FITUG e.V.

Förderverein Informationstechnik und Gesellschaft

ENFOPOL

http://www.berliner-morgenpost.de/bin/bm/e?u=/bm/inhalt/heute/fernsehen/story01.html


Der große europäische Lauschangriff

Empörung in Deutschland über geheime EU-Abhörpläne von Telekommunikation und Internet

Von Ch. Schulzki-Haddouti

Die europäische Union plant die Überwachung des Telekommunikationsverkehrs sowie des Internet. Das geht aus geheimen EU-Unterlagen namens «Enfopol 98» hervor. Wenn es nach den europäischen Innenministern geht, sollen schon bald Strafverfolgungsbehörden, Zollämter und Geheimdienste Zugriff auf den gesamten Fernmeldeverkehr erhalten: Festnetz- und Mobiltelefonie, Internet und Fax, Pager und interaktives Kabel-TV.

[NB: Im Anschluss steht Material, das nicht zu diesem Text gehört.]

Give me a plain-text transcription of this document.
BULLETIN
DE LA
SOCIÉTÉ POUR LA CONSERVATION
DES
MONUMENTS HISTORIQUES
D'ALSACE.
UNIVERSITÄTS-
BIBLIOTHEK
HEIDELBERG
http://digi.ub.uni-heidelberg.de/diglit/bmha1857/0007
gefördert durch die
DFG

Der Clou des bislang geheimen Entwurfs eines EU-Ratsbeschlusses, den das Internet-Magazin Telepolis enthüllte: Die Abhörschnittstellen jedes EU-Mitgliedstaates sollen jedem anderen EU-Mitgliedstaat das Abhören über Fernzugriff ermöglichen. Die USA, Kanada, Australien und Neuseeland sollen auch an dem Netzwerk teilnehmen können. Das amerikanische FBI hätte sekundenschnellen Zugriff auf die europäische Kommunikation.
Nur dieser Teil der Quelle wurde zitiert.